Emerson Quartet unveils compelling new Adès work at Kravis

By David Fleshler

The Emerson Quartet gave the Florida premiere of Thomas Adès' "The Four Quarters" Tuesday night at the Kravis Center in West Palm Beach.

The main hall of the Kravis Center for the Performing Arts was designed for events such as Cats, Rigoletto and performances by full symphony orchestras. But Tuesday the four members of the Emerson String Quartet took the stage before an audience that filled most of the West Palm Beach auditorium’s 2,193 seats, a highly respectable turnout for chamber music and a testimony to the eminence the Emerson Quartet has achieved in its 35-year career.

The concert opened with Haydn’s Quartet No. 67, Op.77 No. 2, with the musicians apparently requiring a few minutes to warm up and play with their usual assurance (Haydn seems doomed to dwell at the beginning of programs, serving as a vehicle for working kinks out of the fingers before turning to other composers.).

Handling the first violin part, Eugene Drucker displayed some initial intonation problems, although his role was by far the most complex and exposed.  But for the most part, the first movement sounded like Haydn as it was meant to be played, high-spirited but with a savor for the dark minor-key sections that gave the movement depth. The quartet’s tonal palette is vast, from the plush, sugary sound they brought to the second movement’s trio to the transparent, effortlessly hall-filling sound of Drucker’s ornamentation over a melody played by cellist David Finckel.

The Four Quarters by the young British composer Thomas Adès was commissioned by Carnegie Hall for the Emerson String Quartet, which performed the world premiere in March of this year. Intended to portray a day from sunrise to sundown, the four-movement work clearly made an underwhelming impression on the audience, judging from the tepid applause (the Beethoven performance that ended the program generated a standing ovation).

This is surprising since the Adès work is a highly accessible composition with memorable motifs that remained in the ear after the performance. In the first section, glassy, swiftly bowed notes in the violins generated a strong sense of rhythm and built to a climax that presumably indicated the rising sun. Although in the last movement Adès makes extensive use of the violins’ capacity for upper-register tones, the music never sinks into eerie, world-weary cliché. The movement used complex but powerfully delineated rhythms and created a strong sense of forward motion, as the ghostly tones deepened into full-throated string playing that brought the work to its climax.

The final work on the program was Beethoven’s monumental String Quartet No. 14, Op. 131, a sprawling seven-movement composition that is one of the great cornerstone of the repertoire. The quartet seemed most in their element here. Although the four musicians seemed to play with great concentration in a work they’ve rehearsed and played throughout their careers, they brought a headlong spontaneity to the performance that made it sound almost as fresh as the Adès work.
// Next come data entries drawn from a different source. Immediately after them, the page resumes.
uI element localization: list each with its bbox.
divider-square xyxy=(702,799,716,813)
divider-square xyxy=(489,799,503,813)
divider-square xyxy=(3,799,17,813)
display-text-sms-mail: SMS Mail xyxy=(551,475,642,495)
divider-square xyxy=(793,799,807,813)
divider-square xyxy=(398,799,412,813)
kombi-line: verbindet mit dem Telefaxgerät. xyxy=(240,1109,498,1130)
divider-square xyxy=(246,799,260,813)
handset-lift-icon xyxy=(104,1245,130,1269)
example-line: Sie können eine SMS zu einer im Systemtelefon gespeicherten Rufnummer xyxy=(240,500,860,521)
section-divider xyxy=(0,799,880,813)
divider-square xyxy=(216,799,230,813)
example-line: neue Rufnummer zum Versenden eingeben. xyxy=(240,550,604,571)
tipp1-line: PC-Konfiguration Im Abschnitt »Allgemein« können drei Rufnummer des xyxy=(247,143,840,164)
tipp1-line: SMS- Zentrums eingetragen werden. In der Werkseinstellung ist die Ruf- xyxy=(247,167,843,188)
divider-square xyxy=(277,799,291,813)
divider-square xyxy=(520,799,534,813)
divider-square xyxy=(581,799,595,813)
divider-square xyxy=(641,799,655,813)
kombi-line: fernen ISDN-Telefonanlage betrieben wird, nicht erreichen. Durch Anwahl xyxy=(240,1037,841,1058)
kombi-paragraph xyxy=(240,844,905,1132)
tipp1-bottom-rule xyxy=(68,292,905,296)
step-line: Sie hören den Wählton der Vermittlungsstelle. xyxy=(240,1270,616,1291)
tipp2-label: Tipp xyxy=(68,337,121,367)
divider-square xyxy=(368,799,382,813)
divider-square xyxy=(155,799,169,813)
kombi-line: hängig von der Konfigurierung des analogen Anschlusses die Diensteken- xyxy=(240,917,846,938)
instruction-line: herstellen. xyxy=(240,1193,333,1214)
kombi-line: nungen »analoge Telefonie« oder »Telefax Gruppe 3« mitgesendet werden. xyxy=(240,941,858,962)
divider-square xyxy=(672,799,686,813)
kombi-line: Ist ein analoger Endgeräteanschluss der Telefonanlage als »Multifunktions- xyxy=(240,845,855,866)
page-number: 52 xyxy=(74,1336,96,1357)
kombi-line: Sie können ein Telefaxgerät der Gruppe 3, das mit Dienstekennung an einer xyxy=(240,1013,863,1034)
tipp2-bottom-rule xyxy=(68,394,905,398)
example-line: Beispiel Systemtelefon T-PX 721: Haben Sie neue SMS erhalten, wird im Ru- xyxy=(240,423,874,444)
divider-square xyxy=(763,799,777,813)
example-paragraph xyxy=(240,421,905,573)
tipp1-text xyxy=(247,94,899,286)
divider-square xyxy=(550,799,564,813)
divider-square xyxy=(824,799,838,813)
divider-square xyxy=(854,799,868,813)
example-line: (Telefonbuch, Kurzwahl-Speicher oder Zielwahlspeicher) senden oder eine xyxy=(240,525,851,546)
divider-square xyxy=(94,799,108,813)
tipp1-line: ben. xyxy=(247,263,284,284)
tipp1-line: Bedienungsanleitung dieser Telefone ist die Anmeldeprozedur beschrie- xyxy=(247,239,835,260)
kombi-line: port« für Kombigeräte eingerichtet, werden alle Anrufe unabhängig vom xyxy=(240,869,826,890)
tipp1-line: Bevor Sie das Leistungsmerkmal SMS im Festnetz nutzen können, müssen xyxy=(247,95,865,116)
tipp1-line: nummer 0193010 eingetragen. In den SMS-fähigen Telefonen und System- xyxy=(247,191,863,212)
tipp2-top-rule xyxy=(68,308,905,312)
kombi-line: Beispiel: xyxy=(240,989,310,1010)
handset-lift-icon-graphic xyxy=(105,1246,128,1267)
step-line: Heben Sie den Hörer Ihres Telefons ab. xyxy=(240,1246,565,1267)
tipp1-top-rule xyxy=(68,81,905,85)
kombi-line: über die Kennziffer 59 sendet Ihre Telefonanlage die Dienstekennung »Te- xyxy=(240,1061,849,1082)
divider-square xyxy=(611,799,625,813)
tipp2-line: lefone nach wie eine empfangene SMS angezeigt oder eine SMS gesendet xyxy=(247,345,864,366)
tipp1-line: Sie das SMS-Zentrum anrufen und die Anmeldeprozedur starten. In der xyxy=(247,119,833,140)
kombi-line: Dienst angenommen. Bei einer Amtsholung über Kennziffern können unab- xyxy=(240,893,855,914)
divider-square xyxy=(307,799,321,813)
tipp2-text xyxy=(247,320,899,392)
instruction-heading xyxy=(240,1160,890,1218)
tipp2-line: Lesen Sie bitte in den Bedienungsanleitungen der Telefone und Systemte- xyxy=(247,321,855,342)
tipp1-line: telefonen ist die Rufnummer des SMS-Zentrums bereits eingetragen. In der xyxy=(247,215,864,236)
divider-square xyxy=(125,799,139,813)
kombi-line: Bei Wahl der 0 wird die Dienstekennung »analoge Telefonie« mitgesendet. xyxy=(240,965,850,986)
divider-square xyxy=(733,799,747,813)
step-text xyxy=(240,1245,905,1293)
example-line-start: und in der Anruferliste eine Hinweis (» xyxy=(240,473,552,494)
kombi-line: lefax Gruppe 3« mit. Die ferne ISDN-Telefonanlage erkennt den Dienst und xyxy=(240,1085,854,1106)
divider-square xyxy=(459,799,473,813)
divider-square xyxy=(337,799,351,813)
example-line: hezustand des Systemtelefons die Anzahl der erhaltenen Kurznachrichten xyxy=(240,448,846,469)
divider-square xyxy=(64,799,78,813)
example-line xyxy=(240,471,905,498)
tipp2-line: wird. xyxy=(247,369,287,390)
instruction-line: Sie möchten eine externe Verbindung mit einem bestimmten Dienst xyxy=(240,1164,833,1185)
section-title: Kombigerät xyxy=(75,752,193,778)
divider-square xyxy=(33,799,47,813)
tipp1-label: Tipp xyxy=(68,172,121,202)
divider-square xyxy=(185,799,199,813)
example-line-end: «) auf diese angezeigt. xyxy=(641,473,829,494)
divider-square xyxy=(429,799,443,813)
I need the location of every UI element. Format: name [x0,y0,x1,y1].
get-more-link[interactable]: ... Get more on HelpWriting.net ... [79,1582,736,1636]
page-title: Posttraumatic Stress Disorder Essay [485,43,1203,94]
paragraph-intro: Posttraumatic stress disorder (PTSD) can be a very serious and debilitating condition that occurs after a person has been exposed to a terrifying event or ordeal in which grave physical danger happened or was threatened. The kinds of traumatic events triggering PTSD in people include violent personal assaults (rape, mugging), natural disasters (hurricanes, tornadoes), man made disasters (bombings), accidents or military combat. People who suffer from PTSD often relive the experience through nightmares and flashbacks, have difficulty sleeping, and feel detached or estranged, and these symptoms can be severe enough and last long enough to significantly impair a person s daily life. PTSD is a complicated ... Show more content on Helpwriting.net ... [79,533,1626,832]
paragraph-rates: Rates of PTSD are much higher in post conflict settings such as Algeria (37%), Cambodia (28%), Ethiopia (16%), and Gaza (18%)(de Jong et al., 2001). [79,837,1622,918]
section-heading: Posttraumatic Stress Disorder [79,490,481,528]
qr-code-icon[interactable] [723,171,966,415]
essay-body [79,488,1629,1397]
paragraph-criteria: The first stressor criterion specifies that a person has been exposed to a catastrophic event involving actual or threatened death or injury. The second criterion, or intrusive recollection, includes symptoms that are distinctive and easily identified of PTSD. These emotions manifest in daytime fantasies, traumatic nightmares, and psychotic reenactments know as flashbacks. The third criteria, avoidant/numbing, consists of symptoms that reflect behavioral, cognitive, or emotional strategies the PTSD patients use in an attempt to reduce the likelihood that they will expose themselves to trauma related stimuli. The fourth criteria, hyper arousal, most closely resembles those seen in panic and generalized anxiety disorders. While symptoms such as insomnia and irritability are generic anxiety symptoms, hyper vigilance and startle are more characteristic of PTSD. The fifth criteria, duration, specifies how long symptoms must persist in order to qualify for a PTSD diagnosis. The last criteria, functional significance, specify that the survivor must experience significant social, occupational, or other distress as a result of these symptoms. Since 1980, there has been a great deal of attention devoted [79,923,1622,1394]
The last movement, in particular, rushed forward with a driving force and occasional scrappiness that indicated the spontaneous nature of the performance on stage, giving the movement a rugged grandeur that a more controlled performance could not have achieved. The fourth movement Andante came off with pulsing tension, with a mysterious, searching but sonorous build up to the arrival of the Presto movement. In this movement they achieved a unique sound, with pin-point touches of the bow to the strings that made the passage sound like broken glass, with every note ringing out clearly.